Memory: Silence, Screen and Spectacle

Memory: Silence, Screen and Spectacle

March 24-26, 2011

The New School, NYC

The clamor of the past can be almost deafening: it preoccupies us through speech, texts, screens, spaces and commemorative spectacles; it makes demands on us to settle scores, uncover the “truth” and search for justice; it begs for enshrinement in museums and memorials; and it shapes our understanding of the present and future. However noisy and ceaseless the demands and memory of the past may seem, though, in every act of remembering there is something silenced, suppressed, or forgotten. Memory’s inherent selectivity means that for every narrative, representation, image, or sound evoking the past, there is another that has become silent – deliberately forgotten, carelessly omitted, or simply neglected.

It is the tension between the loud and often spectacular past and those forgotten pasts we strain to hear that this conference seeks to address. For those in the booming field of memory studies, this tension between silence and spectacle is especially productive. As the past often serves as a screen on which we project our present ambitions and future aspirations, what is silenced and what is loudly remembered tell us much about the present and future. This tension also illuminates what has been selected for remembering and why; allows for alternative memories and understandings to emerge; reminds us that forgetting is sometimes necessary; and ultimately deepens our theoretical and empirical understanding of memory and its processes.
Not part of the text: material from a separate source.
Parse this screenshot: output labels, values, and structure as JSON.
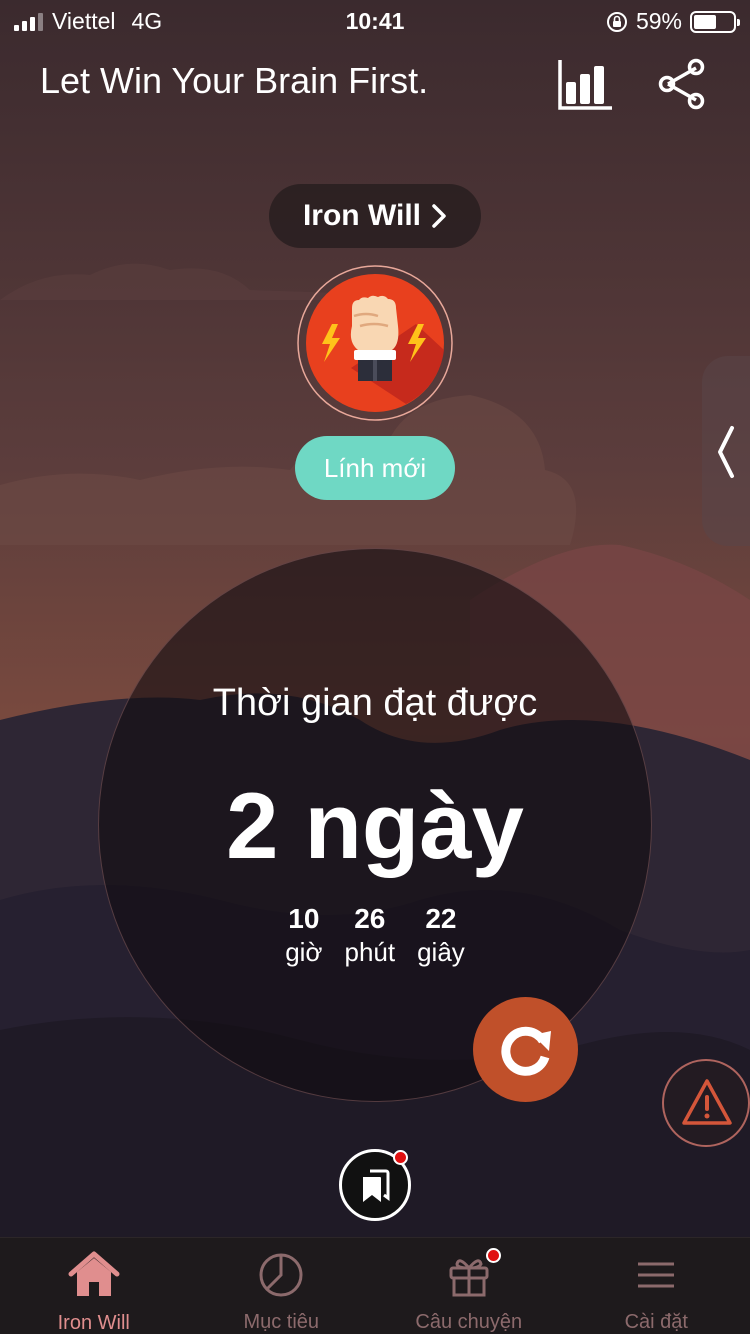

The interplay of silence, screen, and spectacle also raises a number of pressing questions that have been neglected in the field of memory studies, but which will be increasingly important for future studies of memory, including:

  • Whose memories are silenced and suppressed (and by whom)?
  • When is forgetting beneficial and/or necessary?
  • How do forms of testimony and remembering (e.g., legal testimony vs. oral history; traditional memory spaces like museums vs. other forms of remembering like dance, art, and theater) work differently to make memory heard or silenced?
  • What is the relationship of memory to “truth” if a part of the past is always silenced?
  • What happens when memories long silenced are “heard” again?
  • Does too much remembering cause static, keeping us from truly “hearing” the past?
  • What kind of knowledge is nostalgia, silence, or forgetting?
  • What sources of “evidence” of the past are the most legitimate today, what are the most convincing in public debates, international courts, the media?
  • What power does the visual have on us and how does it compete with other sources of knowledge, such as documents, testimonies, audio-recordings, and embodied memory?
  • What can the visual hide; what is unspoken?

Panel and workshop themes may include: Remembering and Forgetting 9/11; Truth Commissions: Spectacle and Silence; Memory and Truth; Silences, Memory, and U.S. Counter-Terrorism; Human Rights, Law and Memory; Tourism and the Memory Market; New Media, Memory, and Silence; Archives, Communities and Memory; Screening Silence: Visual Memory and Forgetting; Nostalgia: Silence, Screen and Spectacle.

Please send an abstract with title of no longer than 250 words and a short bio (200 words) including institutional affiliation, with 2011 ABSTRACT in the subject line to NSSRMemoryConference@gmail.com by November 22, 2010. Decisions will be made by mid-January 2011 and conference papers will be due February 18, 2011. We are examining different avenues for possible publication of conference papers. Only original papers submitted by February 18 will be considered for publication.